I had previously read Holzer's Lincoln at Cooper Union, which is a fascinating analysis of a key but little understood speech that was crucial to Lincoln's successful bid for nomination and then election to the presidency.  I also have Holzer's Lincoln President-Elect in the TBR pile.

Dear Mr. Lincoln is an earlier book.  It's an exploration of the mail Lincoln received over the course of his administration, with a focus on letters from ordinary people.  Much of the official correspondence of the administration has of course been studied, as have the military communications. But Holzer discovered that (in 1993 at least) no one had looked at the thousands of letters coming into the White House, at an unprecedented time of crisis that impelled people to reach out to their president.  Additionally, much as Lincoln's White House was crammed with visitors of all kinds, arriving without appointments and admitted with no screening or security, people who couldn't travel to Washington or gain actual access to Lincoln wrote letters.
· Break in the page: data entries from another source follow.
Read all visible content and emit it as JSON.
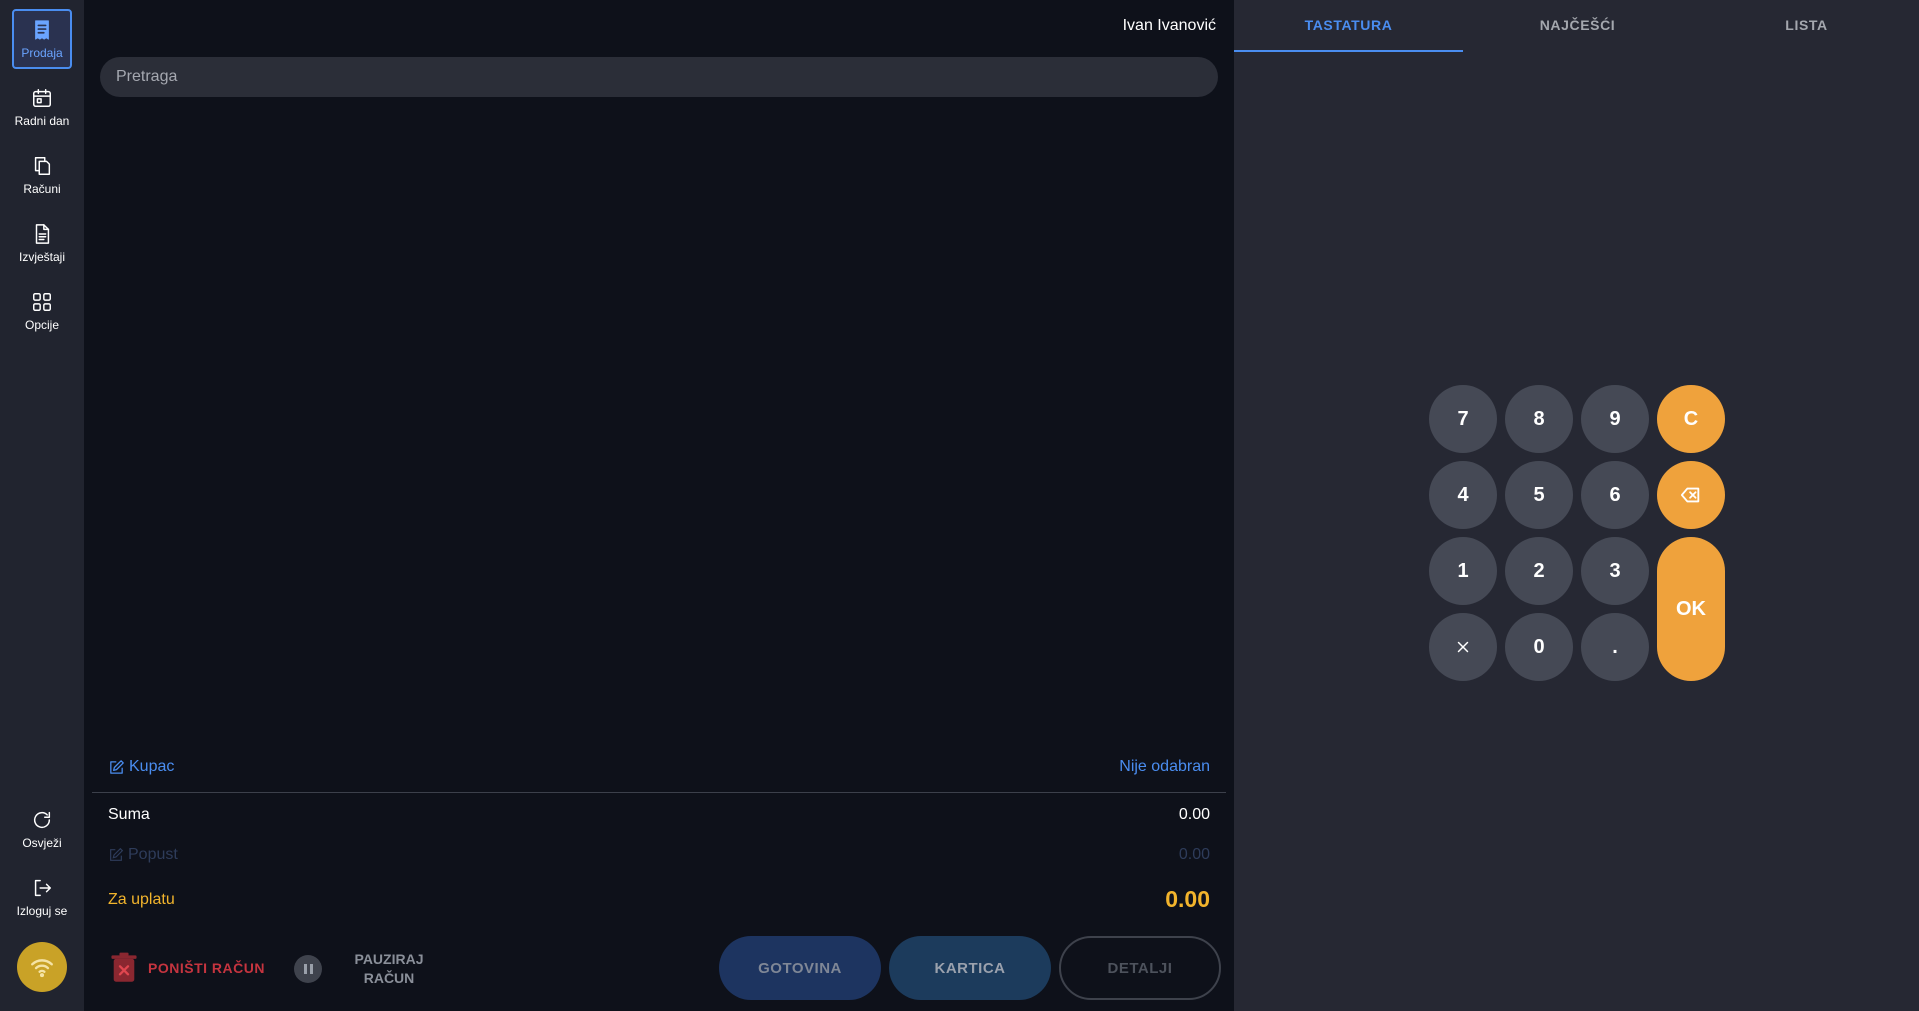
{
  "sidebar": {
    "items": [
      {
        "label": "Prodaja",
        "icon": "receipt-icon",
        "active": true
      },
      {
        "label": "Radni dan",
        "icon": "calendar-icon"
      },
      {
        "label": "Računi",
        "icon": "copy-documents-icon"
      },
      {
        "label": "Izvještaji",
        "icon": "report-document-icon"
      },
      {
        "label": "Opcije",
        "icon": "grid-icon"
      }
    ],
    "bottom_items": [
      {
        "label": "Osvježi",
        "icon": "refresh-icon"
      },
      {
        "label": "Izloguj se",
        "icon": "logout-icon"
      }
    ],
    "status_icon": "wifi-icon"
  },
  "header": {
    "user_name": "Ivan Ivanović"
  },
  "search": {
    "placeholder": "Pretraga"
  },
  "summary": {
    "customer_label": "Kupac",
    "customer_value": "Nije odabran",
    "sum_label": "Suma",
    "sum_value": "0.00",
    "discount_label": "Popust",
    "discount_value": "0.00",
    "to_pay_label": "Za uplatu",
    "to_pay_value": "0.00"
  },
  "actions": {
    "cancel_label": "PONIŠTI RAČUN",
    "pause_label_line1": "PAUZIRAJ",
    "pause_label_line2": "RAČUN",
    "cash_label": "GOTOVINA",
    "card_label": "KARTICA",
    "details_label": "DETALJI"
  },
  "tabs": [
    {
      "label": "TASTATURA",
      "active": true
    },
    {
      "label": "NAJČEŠĆI"
    },
    {
      "label": "LISTA"
    }
  ],
  "keypad": {
    "k7": "7",
    "k8": "8",
    "k9": "9",
    "clear": "C",
    "k4": "4",
    "k5": "5",
    "k6": "6",
    "k1": "1",
    "k2": "2",
    "k3": "3",
    "ok": "OK",
    "k0": "0",
    "dot": "."
  },
  "colors": {
    "accent": "#4a8df0",
    "warning": "#efa23c",
    "total": "#f2b42c",
    "danger": "#c5343f"
  }
}
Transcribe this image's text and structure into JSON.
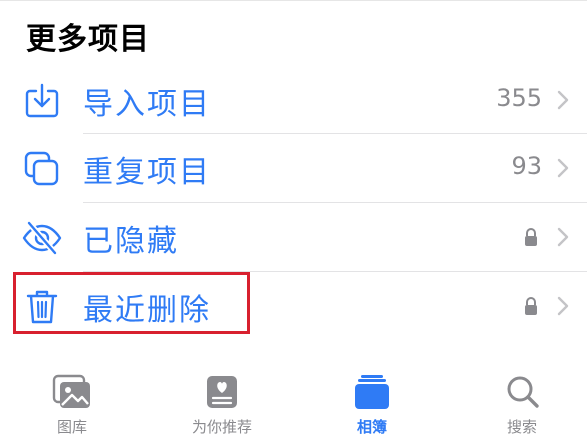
{
  "section": {
    "title": "更多项目"
  },
  "rows": [
    {
      "label": "导入项目",
      "count": "355",
      "icon": "import-tray-icon"
    },
    {
      "label": "重复项目",
      "count": "93",
      "icon": "duplicate-copy-icon"
    },
    {
      "label": "已隐藏",
      "count": "",
      "icon": "eye-slash-icon",
      "locked": true
    },
    {
      "label": "最近删除",
      "count": "",
      "icon": "trash-icon",
      "locked": true,
      "highlighted": true
    }
  ],
  "tabbar": {
    "tabs": [
      {
        "label": "图库",
        "icon": "photos-library-icon",
        "active": false
      },
      {
        "label": "为你推荐",
        "icon": "for-you-icon",
        "active": false
      },
      {
        "label": "相簿",
        "icon": "albums-icon",
        "active": true
      },
      {
        "label": "搜索",
        "icon": "search-icon",
        "active": false
      }
    ]
  },
  "colors": {
    "accent": "#2f7bf5",
    "secondary_text": "#8a8a8e",
    "highlight": "#d8202f"
  }
}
As an introduction to the letters, Holzer looks at the men who handled Lincoln's mail, his secretaries.  I was familiar with John Nicolay, John Hay, and William Stoddard, though not with the literary career Stoddard later built on his association with Lincoln.  I didn't know about his other secretaries, nor how mail was handled on its arrival in their office, nor how Robert Lincoln prevented access to his father's papers for so many years. To maintain absolute control over them, he kept them packed in trunks that traveled with him between his summer and winter homes (an archivist's nightmare).  As with Cassandra Austen, we will never know how much was discarded by Robert Lincoln.  In fairness to him, though, Holzer points out that much of the weeding of Lincoln's correspondence was done as it arrived, by his secretaries.  Stoddard sat six days a week at a table with a paper-cutter and two wastebaskets, and much of the incoming letters went straight to the trash.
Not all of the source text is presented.